Homeworld (Odyssey One, #3) by Evan C. Currie
My rating: 10 out of 10 stars
The consequences of Earth’s exploration of the Galaxy come home to roost when the Drasin track a human ship back to Earth. Mounting a desperate defense, the crew of the NAC spacecraft Odyssey, their allies, and the people of Earth face an overwhelming force of invading alien ships wielding terrible power. Doomed from the start, but with nowhere to retreat, Captain Eric Weston commits his ship to the defense of the human race even as the human outposts in Sol system fall one by one before the unrelenting Drasin onslaught.
A first-rate military science fiction epic that combines old-school space opera and modern storytelling, Homeworld: Odyssey One, the third installment of the Odyssey One series, brings the riveting, exhilarating, hard-pressed action to Earth, with devastating consequences.
Evan C. Currie is one of my top three favourite authors when it comes to Science Fiction. When I buy a book from Evan C. Currie I expect a great story, interesting characters, good action and believable science fiction (especially the space battles). This book do not disappoint in any of this. On the contrary, it excels. It is probably the best science fiction book that I have read so far this year.
The adventures of Odyssey One and Captain Eric Stanton Weston continues from the previous book. As the book blurb states, the Drasin finds the human homeworld and the resultant battles are quite spectacular.
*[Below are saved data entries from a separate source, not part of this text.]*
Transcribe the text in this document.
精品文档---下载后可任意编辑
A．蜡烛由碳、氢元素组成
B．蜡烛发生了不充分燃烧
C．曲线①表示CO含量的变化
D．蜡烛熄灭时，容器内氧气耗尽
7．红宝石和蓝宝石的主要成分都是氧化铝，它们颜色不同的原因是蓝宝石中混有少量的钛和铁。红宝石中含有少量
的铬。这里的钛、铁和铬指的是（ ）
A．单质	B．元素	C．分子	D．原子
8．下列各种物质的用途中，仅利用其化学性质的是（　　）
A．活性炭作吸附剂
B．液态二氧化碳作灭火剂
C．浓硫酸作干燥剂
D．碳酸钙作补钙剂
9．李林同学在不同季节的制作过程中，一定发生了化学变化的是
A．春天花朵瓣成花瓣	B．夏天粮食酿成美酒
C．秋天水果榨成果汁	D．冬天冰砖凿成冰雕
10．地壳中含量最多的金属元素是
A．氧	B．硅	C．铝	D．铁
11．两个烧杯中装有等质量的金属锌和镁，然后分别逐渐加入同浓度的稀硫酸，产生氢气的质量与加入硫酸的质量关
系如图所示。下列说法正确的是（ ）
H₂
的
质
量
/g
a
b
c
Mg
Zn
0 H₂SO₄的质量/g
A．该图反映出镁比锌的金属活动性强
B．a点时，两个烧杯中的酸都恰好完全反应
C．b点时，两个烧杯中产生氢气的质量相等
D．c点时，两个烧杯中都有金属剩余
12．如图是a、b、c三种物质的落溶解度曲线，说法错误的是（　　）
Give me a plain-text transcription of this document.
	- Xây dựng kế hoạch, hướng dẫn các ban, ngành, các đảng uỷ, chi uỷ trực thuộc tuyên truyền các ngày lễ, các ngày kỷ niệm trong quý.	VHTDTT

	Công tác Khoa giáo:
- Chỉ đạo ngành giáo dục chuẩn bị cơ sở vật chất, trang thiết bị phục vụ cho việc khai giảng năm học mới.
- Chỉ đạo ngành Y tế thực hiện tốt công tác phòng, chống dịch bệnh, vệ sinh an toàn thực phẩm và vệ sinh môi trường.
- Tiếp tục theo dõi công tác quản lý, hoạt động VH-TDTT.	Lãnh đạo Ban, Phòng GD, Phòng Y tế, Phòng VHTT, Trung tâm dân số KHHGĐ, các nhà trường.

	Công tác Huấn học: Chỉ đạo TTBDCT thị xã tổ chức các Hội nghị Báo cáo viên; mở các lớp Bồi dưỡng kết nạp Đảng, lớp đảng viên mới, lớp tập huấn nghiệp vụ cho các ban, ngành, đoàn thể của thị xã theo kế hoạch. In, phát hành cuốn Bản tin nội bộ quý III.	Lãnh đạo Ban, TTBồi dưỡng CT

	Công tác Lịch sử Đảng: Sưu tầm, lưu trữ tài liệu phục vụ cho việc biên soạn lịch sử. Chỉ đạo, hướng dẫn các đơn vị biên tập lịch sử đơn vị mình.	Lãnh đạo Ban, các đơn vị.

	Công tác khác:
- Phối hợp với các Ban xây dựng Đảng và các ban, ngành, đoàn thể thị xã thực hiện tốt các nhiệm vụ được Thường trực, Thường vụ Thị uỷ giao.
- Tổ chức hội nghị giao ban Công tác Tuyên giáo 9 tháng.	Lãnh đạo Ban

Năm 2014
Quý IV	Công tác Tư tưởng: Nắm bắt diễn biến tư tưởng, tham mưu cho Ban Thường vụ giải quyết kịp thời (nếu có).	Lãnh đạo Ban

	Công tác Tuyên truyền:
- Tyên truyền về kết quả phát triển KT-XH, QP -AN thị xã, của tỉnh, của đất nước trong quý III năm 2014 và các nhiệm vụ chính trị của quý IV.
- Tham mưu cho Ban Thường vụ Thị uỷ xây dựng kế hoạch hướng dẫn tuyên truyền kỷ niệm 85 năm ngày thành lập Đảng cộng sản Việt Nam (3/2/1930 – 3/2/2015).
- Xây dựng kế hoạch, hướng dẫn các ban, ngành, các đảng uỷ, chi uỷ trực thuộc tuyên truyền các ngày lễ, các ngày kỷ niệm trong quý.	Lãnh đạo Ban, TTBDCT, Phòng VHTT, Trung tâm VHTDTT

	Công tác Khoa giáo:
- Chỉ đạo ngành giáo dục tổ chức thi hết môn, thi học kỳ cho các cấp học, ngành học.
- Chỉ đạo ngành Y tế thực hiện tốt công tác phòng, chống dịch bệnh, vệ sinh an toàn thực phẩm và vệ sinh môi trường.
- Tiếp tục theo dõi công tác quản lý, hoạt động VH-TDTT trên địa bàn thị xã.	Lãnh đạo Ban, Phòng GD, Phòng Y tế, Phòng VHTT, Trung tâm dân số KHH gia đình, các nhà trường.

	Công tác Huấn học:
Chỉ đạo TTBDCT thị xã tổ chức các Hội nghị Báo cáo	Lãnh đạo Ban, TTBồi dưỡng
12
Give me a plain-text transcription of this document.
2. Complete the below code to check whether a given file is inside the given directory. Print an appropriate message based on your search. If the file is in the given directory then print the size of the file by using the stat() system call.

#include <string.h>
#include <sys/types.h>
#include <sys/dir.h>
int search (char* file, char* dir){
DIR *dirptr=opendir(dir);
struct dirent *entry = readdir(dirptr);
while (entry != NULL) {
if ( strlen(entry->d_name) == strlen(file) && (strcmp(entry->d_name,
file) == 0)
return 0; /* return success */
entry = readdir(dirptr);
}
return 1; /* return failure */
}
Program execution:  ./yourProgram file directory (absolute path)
Underneath all the action and space battles there is of course a red thread and it involves both the Drasin and the Priminae. For one thing the Drasin are not acting by themselves. They are controlled. Or so the ones that “controlled” them thought.
The ending is somewhat spectacular, even apocalyptic. When I closed the book I was not sure exactly what I felt. Was it a feeling of despair and some depression or was it a feeling of “wow let’s go and get the bastards now”? I was indeed thinking it would go in another direction all the way up until the last chapter. When I realised that it would not I really felt a “come on you are not really doing THAT are you”. Then he did. At this point I was not a happy puppy. Then in the last few pages we get a few revelations that pretty much turned around my feeling and now I am really, and I mean REALLY, looking forward to the next book.
Agreed. Terrific book and trilogy. Are we going to get a sequel trilogy?